1. Il convient donc d’examiner les textes où saint Paul établit ce lien et les commentaires qu’en donne Calvin
i) Colossiens 2:11-12
Saint Paul écrit aux chrétiens de Colosses: « vous avez été circoncis… de la circoncision en Christ » et en précise aussitôt le comment: « ayant été ensevelis avec lui par le baptême ».
Qu’est-ce que veut dire ce passage sinon que l’accomplissement du baptême est l’accomplissement de la circoncision, d’autant que les deux figurent une même chose? Car il veut montrer que le baptême est aux Chrétiens ce qu’avait été auparavant la circoncision aux Juifs.13
ii) 1 Corinthiens 10:1-4
Dans la théologie paulinienne, ces deux sacrements sont quasi interchangeables. L’apôtre parle du baptême de ses pères du désert administré en présence du Christ. 1 Corinthiens 10:1-4: « nos pères… ont été baptisés (ébaptisanto) en Moïse dans la nuée et dans la mer… et buvaient à un rocher spirituel qui les suivait et ce rocher était le Christ. »
iii) Romains 4:11-12
Une autre manière d’exprimer que le baptême est la circoncision des incirconcis se lit en Romains 4:11-12 dans l’affirmation qu’Abraham est « père de tous ceux qui ont la foi bien qu’étant incirconcis… et aussi le père des circoncis ». Le signe que reçut Abraham à 99 ans a été donné et ordonné dans un but bien précis: qu’il soit le père des circoncis et des baptisés. Voici le commentaire de l’Institution:
… les Gentils sont enfants d’Abraham comme les Juifs… il (saint Paul) les fait pareils et d’égale dignité… Abraham a été le père des fidèles circoncis; quand la muraille a été rompue… pour donner entrée au royaume de Dieu à ceux qui en étaient forclos (Ephésiens 2:14), il a été fait aussi bien leur père, bien qu’ils ne fussent circoncis, car le baptême leur est pour circoncision14.
iv) Ephésiens 2: 11-12
Le commentaire que Calvin donne d’Ephésiens 2:11-12 met en évidence le lien des deux signes de la même alliance:
Saint Paul… met la circoncision donnée aux enfants petits d’âge, pour témoigner de la communion spirituelle avec Christ… Et de fait, que pourrait-on autrement répondre à la promesse que fait le Seigneur à ses fidèles par sa Loi, annonçant qu’il fera miséricorde à leurs enfants, pour l’amour d’eux, en mille générations?… Que ce nous soit donc un point résolu, que le Seigneur reçoit en son peuple les enfants de ceux auxquels il s’est montré Sauveur et qu’en faveur des premiers il accepte les successeurs15.

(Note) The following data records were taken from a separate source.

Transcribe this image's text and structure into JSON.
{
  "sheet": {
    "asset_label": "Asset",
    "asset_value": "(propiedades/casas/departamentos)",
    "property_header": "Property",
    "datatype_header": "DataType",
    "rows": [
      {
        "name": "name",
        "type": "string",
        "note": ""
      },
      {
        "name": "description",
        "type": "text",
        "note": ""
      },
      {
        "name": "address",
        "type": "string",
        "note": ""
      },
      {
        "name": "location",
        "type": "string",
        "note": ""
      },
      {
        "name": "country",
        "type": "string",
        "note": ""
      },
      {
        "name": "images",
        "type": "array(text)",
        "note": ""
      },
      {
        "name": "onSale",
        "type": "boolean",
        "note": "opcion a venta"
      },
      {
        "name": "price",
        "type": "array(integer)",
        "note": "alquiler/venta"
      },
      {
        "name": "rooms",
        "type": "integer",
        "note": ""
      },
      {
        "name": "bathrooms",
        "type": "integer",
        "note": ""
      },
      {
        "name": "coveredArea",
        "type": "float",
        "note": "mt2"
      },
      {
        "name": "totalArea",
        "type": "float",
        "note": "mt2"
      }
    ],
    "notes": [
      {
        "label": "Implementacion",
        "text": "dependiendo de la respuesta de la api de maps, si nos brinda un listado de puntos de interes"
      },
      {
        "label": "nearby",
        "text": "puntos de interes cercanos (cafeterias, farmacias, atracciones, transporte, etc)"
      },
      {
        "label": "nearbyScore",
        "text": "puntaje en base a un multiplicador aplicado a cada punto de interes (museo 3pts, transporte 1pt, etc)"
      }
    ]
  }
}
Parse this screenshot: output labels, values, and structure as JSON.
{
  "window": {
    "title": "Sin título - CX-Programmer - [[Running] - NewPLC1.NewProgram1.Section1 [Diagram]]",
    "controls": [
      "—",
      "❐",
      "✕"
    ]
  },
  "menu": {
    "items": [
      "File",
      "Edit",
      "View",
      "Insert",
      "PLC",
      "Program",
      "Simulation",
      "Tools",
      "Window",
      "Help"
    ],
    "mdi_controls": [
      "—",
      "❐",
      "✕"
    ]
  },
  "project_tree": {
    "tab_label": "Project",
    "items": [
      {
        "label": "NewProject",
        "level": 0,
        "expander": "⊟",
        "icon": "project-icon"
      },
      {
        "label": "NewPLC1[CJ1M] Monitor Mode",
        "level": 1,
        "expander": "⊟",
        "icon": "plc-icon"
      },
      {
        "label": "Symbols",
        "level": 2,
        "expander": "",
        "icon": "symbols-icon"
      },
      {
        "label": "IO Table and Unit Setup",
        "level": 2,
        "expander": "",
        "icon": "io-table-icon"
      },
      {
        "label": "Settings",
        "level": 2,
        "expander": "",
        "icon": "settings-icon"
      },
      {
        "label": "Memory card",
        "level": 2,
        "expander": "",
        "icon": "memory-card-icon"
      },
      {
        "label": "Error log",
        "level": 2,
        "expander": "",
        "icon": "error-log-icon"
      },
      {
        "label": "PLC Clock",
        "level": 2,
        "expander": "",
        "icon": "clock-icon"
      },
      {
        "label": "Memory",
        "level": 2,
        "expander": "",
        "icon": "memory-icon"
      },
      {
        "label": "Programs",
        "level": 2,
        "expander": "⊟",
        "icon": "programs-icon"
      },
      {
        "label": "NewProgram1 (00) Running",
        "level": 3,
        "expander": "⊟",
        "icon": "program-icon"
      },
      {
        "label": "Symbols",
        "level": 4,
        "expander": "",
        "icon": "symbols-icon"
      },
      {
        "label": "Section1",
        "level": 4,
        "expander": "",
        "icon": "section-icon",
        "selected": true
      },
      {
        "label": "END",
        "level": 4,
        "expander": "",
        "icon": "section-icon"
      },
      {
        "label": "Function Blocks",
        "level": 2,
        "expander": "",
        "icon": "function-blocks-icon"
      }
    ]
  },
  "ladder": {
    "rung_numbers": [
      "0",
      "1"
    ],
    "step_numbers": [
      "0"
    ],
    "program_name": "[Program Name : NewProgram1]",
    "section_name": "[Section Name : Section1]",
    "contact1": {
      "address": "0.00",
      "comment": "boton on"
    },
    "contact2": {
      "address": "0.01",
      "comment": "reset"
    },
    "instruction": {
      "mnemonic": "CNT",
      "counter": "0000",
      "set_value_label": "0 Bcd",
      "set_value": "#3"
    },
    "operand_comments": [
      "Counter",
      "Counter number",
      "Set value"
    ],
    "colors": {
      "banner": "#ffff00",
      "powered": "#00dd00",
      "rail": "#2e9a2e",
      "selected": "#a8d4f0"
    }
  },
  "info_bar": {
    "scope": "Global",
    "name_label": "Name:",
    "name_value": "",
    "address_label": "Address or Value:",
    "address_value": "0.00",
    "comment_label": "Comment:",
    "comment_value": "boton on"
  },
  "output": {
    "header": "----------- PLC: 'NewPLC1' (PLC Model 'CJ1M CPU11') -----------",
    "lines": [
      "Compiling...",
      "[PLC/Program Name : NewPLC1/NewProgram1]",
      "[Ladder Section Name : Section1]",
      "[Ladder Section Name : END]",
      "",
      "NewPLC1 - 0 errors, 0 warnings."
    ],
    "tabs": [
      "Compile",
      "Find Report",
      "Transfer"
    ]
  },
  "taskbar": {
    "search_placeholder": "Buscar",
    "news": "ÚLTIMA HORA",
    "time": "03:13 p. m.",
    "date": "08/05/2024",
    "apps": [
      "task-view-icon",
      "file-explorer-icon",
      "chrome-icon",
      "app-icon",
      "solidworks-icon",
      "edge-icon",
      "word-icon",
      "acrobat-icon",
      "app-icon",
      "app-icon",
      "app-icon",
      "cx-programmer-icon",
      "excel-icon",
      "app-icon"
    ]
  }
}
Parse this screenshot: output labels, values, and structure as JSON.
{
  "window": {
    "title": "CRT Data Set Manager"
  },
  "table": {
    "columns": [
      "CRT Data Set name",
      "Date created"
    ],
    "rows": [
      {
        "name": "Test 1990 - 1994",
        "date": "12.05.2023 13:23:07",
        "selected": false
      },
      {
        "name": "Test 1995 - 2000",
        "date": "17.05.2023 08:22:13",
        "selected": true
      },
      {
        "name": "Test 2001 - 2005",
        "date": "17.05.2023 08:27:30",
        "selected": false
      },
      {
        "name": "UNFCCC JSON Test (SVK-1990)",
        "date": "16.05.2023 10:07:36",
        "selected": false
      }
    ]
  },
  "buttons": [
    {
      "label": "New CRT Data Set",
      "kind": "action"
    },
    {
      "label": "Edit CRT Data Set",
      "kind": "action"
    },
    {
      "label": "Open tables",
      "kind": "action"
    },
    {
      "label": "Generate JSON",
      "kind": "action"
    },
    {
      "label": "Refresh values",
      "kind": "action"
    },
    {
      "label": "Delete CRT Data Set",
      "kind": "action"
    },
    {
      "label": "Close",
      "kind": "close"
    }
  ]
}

Le commentaire du verset 19 de ce chapitre décrit les conséquences de l’unité des deux sacrements:
… Combourgeois des saints, puis domestiques de Dieu… Voilà un grand honneur, que ceux qui étaient profanes auparavant, et indignes de toute communication avec les fidèles, aient maintenant un même droit de bourgeoisie avec Abraham, avec tous les Saints Patriarches, Prophètes, et Rois, voire avec les Anges même! Toutefois, l’autre honneur n’est pas moindre, à savoir que Dieu les a reçus dans sa famille car, l’Eglise est la maison de Dieu. (1 Timothée 3:15)16
v) Romains 9:8
Saint Paul use encore d’une autre forme pour établir le lien circoncision-baptême. Il distingue en Romains 9:8 les enfants de la chair des enfants de la promesse, en nommant ces derniers « postérité » (sperma) d’Abraham. Texte qui inspire au Réformateur ce commentaire:
C’est pourquoi, bien que seule l’élection du Seigneur domine en cet endroit pour distinguer les héritiers du royaume céleste d’avec ceux qui n’y ont nulle part, ce bon Dieu a voulu mettre spécialement sa miséricorde sur la lignée d’Abraham et l’attester et sceller par la circoncision. Or il y a maintenant une même raison pour les chrétiens17.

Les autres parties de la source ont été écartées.